Our young bride and groom laughed at what they heard and made ready to go before the mayor. Mamma Germeuil followed them into the cabriolet; all the peasants surrounded Master Bonneau, who marched at their head, with Fanfan beside him, carrying the famous fowl on a platter, because Edouard had insisted that it should be submitted to the examination of experts. The procession passed through the village thus, and on its way to the mayor’s office, was momentarily increased by the curious folk of the village, to whom that event was a piece of good fortune.

At last they reached the mayor’s house and requested to speak with him.

“He hasn’t time to listen to you now,” said the servant; “he is just going to sit down to dinner.”

“But he must judge our dispute,” said Bonneau.

“And he must judge this fowl,” said Edouard with a laugh.

“Oho! there’s a fowl in it, is there?” said the servant; “oh, well! that makes a difference; I will go and tell monsieur that it is about a fowl, and that he must attend to it.”

The servant went to her master, and explained the matter so fully that the mayor, understanding nothing about it, decided at last to leave his guests for a moment, and to go to his audience room.

In those days, the mayor of the village was not a genius; he had just had a summer-house built at the foot of his garden; and as he was delighted with that little building, the idea of which he himself had conceived, and which he seemed to fear that people would think that he had seen somewhere else, he had caused to be written over the door: “This Summer-House was Built Here.”

Profound silence reigned in the assemblage when the mayor appeared.

“Where is the fowl which is the subject of dispute?” he asked gravely.

“Monsieur le maire, it isn’t a fowl simply, it is a dinner that they refuse to pay me for,” said Master Bonneau, stepping forward.

“A dinner! That’s a matter of some consequence!
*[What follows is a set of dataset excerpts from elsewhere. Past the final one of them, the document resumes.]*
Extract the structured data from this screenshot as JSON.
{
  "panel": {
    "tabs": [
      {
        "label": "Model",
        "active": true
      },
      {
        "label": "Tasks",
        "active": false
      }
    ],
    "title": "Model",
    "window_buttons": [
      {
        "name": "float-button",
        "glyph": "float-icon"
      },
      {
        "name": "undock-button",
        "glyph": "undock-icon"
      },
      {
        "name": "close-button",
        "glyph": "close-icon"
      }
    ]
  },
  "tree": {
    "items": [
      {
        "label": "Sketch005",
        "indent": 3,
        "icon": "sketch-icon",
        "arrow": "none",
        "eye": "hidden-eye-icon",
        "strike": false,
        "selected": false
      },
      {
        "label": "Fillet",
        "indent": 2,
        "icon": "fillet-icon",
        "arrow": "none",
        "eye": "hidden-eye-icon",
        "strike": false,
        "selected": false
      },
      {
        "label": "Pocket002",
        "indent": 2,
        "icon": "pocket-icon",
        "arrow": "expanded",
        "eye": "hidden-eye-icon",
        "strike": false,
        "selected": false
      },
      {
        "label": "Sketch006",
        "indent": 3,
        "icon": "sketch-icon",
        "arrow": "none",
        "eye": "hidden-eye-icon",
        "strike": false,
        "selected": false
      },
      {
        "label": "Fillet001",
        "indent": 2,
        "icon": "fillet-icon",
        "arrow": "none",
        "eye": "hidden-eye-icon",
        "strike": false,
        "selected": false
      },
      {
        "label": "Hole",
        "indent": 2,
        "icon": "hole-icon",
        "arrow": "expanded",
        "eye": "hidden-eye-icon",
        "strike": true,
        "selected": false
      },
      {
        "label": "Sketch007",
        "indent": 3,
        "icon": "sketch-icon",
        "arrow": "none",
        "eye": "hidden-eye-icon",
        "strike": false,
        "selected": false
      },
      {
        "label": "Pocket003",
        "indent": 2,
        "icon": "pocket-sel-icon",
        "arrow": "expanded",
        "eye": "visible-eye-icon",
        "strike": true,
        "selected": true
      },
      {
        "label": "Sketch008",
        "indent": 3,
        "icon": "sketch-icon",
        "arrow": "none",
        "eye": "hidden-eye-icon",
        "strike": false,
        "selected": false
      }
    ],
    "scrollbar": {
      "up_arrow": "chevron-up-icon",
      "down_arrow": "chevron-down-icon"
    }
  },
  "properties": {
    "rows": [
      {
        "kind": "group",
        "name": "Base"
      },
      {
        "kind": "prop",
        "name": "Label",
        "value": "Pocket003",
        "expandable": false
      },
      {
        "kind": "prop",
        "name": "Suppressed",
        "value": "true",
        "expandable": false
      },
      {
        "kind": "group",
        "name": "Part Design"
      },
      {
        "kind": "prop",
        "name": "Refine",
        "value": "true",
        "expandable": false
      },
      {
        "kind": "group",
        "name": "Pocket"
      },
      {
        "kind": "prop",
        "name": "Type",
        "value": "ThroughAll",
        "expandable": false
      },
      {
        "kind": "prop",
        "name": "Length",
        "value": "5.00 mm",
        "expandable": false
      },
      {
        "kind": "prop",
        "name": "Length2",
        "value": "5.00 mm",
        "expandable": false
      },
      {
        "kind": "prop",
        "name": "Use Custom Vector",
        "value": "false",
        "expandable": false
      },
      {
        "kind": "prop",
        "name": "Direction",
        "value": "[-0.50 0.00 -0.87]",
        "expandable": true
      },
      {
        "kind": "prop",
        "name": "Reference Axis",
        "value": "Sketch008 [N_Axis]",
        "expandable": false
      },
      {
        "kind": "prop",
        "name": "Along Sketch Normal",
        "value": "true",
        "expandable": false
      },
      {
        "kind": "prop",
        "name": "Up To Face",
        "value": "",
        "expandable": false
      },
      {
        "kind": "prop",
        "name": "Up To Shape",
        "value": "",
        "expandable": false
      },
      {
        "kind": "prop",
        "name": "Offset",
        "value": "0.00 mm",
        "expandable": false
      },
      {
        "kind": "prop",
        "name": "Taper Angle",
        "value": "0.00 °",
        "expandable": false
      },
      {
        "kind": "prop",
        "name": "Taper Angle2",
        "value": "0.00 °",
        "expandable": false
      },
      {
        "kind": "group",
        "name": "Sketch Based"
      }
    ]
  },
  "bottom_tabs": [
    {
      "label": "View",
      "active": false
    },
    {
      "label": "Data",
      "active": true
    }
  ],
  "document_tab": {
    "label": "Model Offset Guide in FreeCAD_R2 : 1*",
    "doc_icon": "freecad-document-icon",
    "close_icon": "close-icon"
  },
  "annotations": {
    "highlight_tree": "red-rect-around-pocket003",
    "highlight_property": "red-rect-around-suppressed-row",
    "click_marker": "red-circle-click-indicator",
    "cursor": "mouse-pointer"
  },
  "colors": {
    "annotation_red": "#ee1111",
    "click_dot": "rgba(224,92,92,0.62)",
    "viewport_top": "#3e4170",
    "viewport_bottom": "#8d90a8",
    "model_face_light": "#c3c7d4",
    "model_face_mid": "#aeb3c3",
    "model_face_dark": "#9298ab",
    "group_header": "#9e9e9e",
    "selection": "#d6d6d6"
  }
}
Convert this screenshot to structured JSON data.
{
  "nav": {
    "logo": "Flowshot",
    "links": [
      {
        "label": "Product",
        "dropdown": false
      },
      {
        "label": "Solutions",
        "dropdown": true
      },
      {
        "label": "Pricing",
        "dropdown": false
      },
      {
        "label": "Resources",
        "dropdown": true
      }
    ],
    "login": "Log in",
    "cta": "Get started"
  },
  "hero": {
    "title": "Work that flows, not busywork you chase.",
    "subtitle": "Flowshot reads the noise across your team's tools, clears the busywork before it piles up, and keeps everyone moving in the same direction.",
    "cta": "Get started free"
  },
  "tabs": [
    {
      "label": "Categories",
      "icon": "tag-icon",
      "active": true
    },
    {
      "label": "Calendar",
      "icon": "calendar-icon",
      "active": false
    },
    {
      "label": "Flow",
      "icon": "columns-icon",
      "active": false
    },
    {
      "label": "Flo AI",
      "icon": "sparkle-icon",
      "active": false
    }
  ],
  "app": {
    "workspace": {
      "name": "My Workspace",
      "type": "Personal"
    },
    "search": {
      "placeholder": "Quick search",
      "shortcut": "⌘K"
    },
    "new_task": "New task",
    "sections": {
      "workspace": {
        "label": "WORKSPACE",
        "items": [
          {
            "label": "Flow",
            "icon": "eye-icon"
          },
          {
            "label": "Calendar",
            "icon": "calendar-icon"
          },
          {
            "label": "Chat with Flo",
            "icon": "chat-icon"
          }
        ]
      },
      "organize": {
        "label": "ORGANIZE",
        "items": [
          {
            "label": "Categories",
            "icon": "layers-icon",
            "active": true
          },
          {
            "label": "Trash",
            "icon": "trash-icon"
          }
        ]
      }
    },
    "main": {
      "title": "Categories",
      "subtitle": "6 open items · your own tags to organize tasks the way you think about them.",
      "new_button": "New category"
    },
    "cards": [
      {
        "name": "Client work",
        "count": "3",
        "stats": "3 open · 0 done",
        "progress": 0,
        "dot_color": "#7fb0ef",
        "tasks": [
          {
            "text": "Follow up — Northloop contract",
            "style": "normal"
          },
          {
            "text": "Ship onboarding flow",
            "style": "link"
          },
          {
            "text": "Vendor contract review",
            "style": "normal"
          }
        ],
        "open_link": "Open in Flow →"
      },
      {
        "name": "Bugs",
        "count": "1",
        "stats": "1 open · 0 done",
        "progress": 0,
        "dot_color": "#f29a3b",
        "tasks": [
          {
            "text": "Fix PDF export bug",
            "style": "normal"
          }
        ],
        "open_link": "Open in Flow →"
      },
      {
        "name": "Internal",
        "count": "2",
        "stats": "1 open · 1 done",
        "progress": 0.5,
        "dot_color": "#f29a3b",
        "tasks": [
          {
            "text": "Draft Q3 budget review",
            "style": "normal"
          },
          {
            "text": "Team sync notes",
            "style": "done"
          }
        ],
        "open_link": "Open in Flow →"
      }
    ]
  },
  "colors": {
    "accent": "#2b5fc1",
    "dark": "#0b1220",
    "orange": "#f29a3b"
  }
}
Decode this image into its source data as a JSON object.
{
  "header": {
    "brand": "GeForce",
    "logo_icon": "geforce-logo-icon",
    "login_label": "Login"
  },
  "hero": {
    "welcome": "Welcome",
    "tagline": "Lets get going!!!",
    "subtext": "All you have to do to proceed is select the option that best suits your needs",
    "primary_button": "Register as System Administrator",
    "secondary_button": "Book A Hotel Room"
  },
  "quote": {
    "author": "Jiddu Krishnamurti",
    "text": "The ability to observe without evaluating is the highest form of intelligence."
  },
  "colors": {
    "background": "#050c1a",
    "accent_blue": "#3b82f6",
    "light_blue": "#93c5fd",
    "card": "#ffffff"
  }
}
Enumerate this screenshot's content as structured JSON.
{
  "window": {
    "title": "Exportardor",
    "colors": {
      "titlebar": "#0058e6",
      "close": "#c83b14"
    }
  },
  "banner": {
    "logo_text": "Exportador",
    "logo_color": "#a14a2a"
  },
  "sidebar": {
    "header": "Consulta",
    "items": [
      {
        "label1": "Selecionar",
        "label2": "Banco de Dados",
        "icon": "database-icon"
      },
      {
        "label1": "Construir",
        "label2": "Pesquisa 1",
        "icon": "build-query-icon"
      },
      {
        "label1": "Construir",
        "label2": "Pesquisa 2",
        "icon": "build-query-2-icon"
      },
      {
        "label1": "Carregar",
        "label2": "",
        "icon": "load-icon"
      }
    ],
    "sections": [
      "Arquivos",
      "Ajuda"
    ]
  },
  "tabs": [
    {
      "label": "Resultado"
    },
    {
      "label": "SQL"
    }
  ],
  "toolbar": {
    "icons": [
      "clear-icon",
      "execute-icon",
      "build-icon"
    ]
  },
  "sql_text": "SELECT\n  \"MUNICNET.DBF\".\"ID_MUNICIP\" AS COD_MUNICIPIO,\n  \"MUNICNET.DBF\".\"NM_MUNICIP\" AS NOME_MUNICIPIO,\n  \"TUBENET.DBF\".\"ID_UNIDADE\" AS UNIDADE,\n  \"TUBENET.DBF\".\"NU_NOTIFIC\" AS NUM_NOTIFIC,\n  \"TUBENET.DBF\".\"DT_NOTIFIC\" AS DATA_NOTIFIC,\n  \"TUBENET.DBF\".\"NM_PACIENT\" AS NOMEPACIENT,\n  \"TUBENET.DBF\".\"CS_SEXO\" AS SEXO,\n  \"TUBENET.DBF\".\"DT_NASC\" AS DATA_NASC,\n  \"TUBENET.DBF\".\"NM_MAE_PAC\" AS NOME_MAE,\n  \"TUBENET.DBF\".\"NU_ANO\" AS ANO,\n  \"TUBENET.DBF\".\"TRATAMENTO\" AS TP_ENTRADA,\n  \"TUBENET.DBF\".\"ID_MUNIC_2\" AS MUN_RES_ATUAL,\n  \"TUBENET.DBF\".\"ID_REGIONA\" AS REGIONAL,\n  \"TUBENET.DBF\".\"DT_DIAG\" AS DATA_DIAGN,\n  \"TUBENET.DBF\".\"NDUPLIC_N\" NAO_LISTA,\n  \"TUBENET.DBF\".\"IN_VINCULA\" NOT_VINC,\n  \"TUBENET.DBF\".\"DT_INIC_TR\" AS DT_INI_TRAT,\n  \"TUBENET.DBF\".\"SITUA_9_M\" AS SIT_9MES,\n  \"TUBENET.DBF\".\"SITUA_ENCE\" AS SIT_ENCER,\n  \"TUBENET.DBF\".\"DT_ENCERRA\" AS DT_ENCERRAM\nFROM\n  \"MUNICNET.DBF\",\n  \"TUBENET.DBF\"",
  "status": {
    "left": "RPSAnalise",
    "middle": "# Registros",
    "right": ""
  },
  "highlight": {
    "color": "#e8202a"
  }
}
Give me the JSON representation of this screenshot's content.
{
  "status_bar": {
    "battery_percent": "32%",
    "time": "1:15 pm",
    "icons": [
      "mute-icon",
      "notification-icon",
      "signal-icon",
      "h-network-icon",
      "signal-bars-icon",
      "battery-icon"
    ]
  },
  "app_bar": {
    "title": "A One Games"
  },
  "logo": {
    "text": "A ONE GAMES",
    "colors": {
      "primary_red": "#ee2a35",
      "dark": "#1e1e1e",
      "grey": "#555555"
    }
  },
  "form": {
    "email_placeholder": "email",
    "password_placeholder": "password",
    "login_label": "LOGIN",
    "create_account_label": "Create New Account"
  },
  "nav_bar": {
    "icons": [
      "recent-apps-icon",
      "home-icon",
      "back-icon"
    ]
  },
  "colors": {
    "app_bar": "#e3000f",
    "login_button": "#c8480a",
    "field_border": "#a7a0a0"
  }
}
Did they eat it?”

“No, monsieur,” said Edouard, “and you see in this fowl a specimen of it.”

“Examine the bill, monsieur le maire, and you will see that it is perfectly fair.”

“Let us see the bill--fresh eggs----”

“They were hard.”

“Never mind, he who breaks the glasses pays for them; consequently he who breaks the eggs ought to pay for them.”

“Rabbit stew----”

“We found a cup-and-ball in it.”

“That doesn’t concern the rabbits. Besides, cup-and-ball isn’t capable of turning the sauce sour.--Let us go on: a capon----”

“Here it is, monsieur le maire; just feel it and smell it.”